This Thing Called Life

Episode 10: Grief Shows Itself in Many Different Ways with Jenn Proffitt

December 22, 2020

During this episode of This Thing Called Life Podcast, host Andi Johnson speaks with Jenn Proffitt, one of Andi’s coworkers at LifeCenter. Jenn is a Family Aftercare Coordinator, working to help support the families of donors after the donation process takes place.
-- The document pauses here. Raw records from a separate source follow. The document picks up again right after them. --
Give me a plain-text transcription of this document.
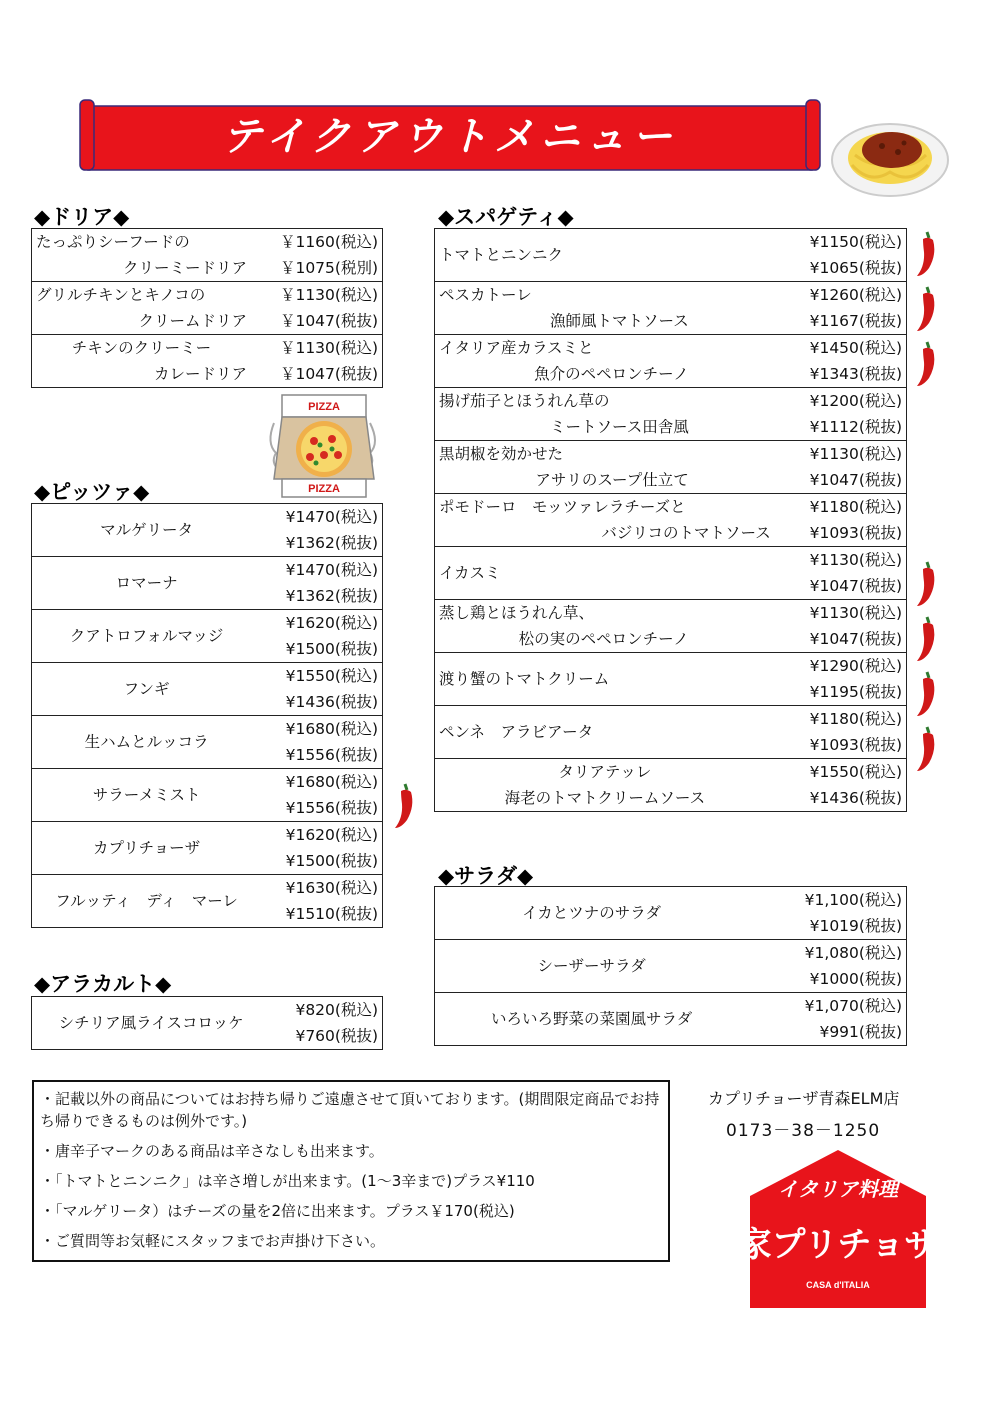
テイクアウトメニュー
◆ドリア◆	◆スパゲティ◆
◆ピッツァ◆
◆アラカルト◆
◆サラダ◆
たっぷりシーフードの	￥1160(税込)
クリーミードリア	￥1075(税別)
グリルチキンとキノコの	￥1130(税込)
クリームドリア	￥1047(税抜)
チキンのクリーミー	￥1130(税込)
カレードリア	￥1047(税抜)
PIZZA
PIZZA
マルゲリータ	¥1470(税込)
	¥1362(税抜)
ロマーナ	¥1470(税込)
	¥1362(税抜)
クアトロフォルマッジ	¥1620(税込)
	¥1500(税抜)
フンギ	¥1550(税込)
	¥1436(税抜)
生ハムとルッコラ	¥1680(税込)
	¥1556(税抜)
サラーメミスト	¥1680(税込)
	¥1556(税抜)
カプリチョーザ	¥1620(税込)
	¥1500(税抜)
フルッティ　ディ　マーレ	¥1630(税込)
	¥1510(税抜)
シチリア風ライスコロッケ	¥820(税込)
¥760(税抜)
トマトとニンニク	¥1150(税込)
	¥1065(税抜)
ペスカトーレ	¥1260(税込)
漁師風トマトソース	¥1167(税抜)
イタリア産カラスミと	¥1450(税込)
魚介のペペロンチーノ	¥1343(税抜)
揚げ茄子とほうれん草の	¥1200(税込)
ミートソース田舎風	¥1112(税抜)
黒胡椒を効かせた	¥1130(税込)
アサリのスープ仕立て	¥1047(税抜)
ポモドーロ　モッツァレラチーズと	¥1180(税込)
バジリコのトマトソース	¥1093(税抜)
イカスミ	¥1130(税込)
	¥1047(税抜)
蒸し鶏とほうれん草、	¥1130(税込)
松の実のペペロンチーノ	¥1047(税抜)
渡り蟹のトマトクリーム	¥1290(税込)
	¥1195(税抜)
ペンネ　アラビアータ	¥1180(税込)
	¥1093(税抜)
タリアテッレ	¥1550(税込)
海老のトマトクリームソース	¥1436(税抜)
イカとツナのサラダ	¥1,100(税込)
	¥1019(税抜)
シーザーサラダ	¥1,080(税込)
	¥1000(税抜)
いろいろ野菜の菜園風サラダ	¥1,070(税込)
	¥991(税抜)
・記載以外の商品についてはお持ち帰りご遠慮させて頂いております。(期間限定商品でお持ち帰りできるものは例外です。)
・唐辛子マークのある商品は辛さなしも出来ます。
・「トマトとニンニク」は辛さ増しが出来ます。(1～3辛まで)プラス¥110
・「マルゲリータ）はチーズの量を2倍に出来ます。プラス￥170(税込)
・ご質問等お気軽にスタッフまでお声掛け下さい。
カプリチョーザ青森ELM店
0173－38－1250
イタリア料理
家プリチョザ
CASA d'ITALIA
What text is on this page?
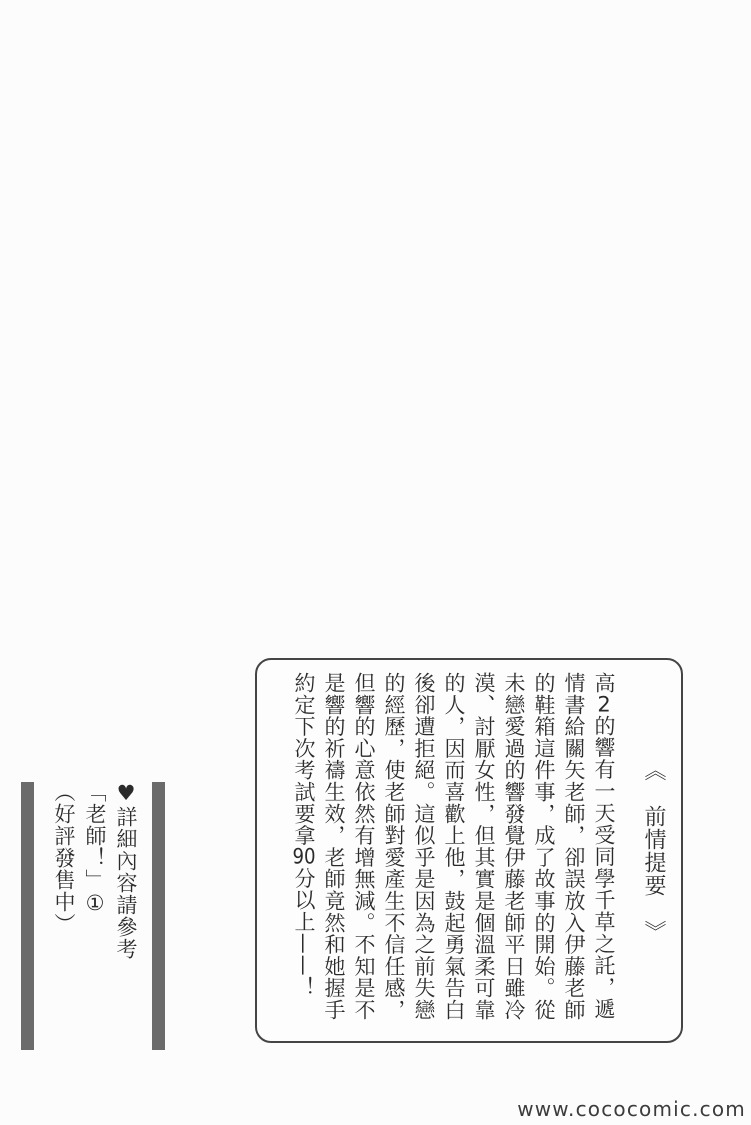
《　前情提要　》
高2的響有一天受同學千草之託，遞
情書給關矢老師，卻誤放入伊藤老師
的鞋箱這件事，成了故事的開始。從
未戀愛過的響發覺伊藤老師平日雖冷
漠、討厭女性，但其實是個溫柔可靠
的人，因而喜歡上他，鼓起勇氣告白
後卻遭拒絕。這似乎是因為之前失戀
的經歷，使老師對愛產生不信任感，
但響的心意依然有增無減。不知是不
是響的祈禱生效，老師竟然和她握手
約定下次考試要拿90分以上——！
♥詳細內容請參考
「老師！」①
（好評發售中）
www.cococomic.com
With so much experience of supporting people in their own grief, Jenn has unique insight into what grief really looks like.

Episode Highlights: 

  • Jenn helps donor families after the donation process by providing resources and emotional support.
  • Family Aftercare Coordinators work with all sorts of organ donor families, from eyes all the way to the liver.
  • Before she was a Family Aftercare coordinator, Jenn was a Family Services Coordinator.
  • Family Services Coordinators support families through the entirety of the donation process.
  • It takes a special individual to sit with a family that has experienced such an unexpected loss.
  • Right now is a very heavy time for people all over the country.
  • Jenn became a licensed social worker in 2003, working with many different demographics.
  • After years of social work, Jenn decided to take a hiatus and became a nurse in 2013.
  • A particular case as a nurse involving a baby inspired Jenn to support a loved one emotionally and join LifeCenter.
  • Andi and Jenn have both realized the importance of listening to those that just want to be heard.
  • Everyone grieves differently, so what you see from one grieving person may not be the signs shown by other grievers.
  • Debbie Pollino is an example of someone who made the choice to not get stuck in the deep dark hole that is grief.
  • Support and connection plays a large part in someone’s ability to deal with their grief.
  • Grievers should seek out help when they find themselves in a dark place for a long period of time.
  • When people offer to help, it’s important to accept it and let people love you.
  • Society falls short when it comes to supporting someone who is grieving in the long-term.
  • Andi had a very hard time at night when her son was having trouble breathing as a baby.
  • Nighttime represents a time when you have to be alone with your grief, things such as journaling and meditation can help.
  • Scheduling plans over the holidays gives grievers the ability to be around support while honoring their loved one.
  • At the end of the day, there is no universal answer because there is no universal way of grieving.
  • You never know what someone is going through, so, be kind to everyone and show grace.
  • When Jenn is feeling overwhelmed, she likes to take a walk or sometimes watch Netflix.

3 Key Points:

  1. Jenn has served as both a Family Services Coordinator and a Family Aftercare Coordinator, supporting donor families throughout the entirety of the donation and post-donation process.
  2. Loved ones that are in the room for a medical emergency have no idea what’s going on and need the support that is often not offered to them.
  3. Grief looks different for everyone. Everybody reacts differently, but just because one person cries and one holds it in doesn’t mean that one is hurting less than the other.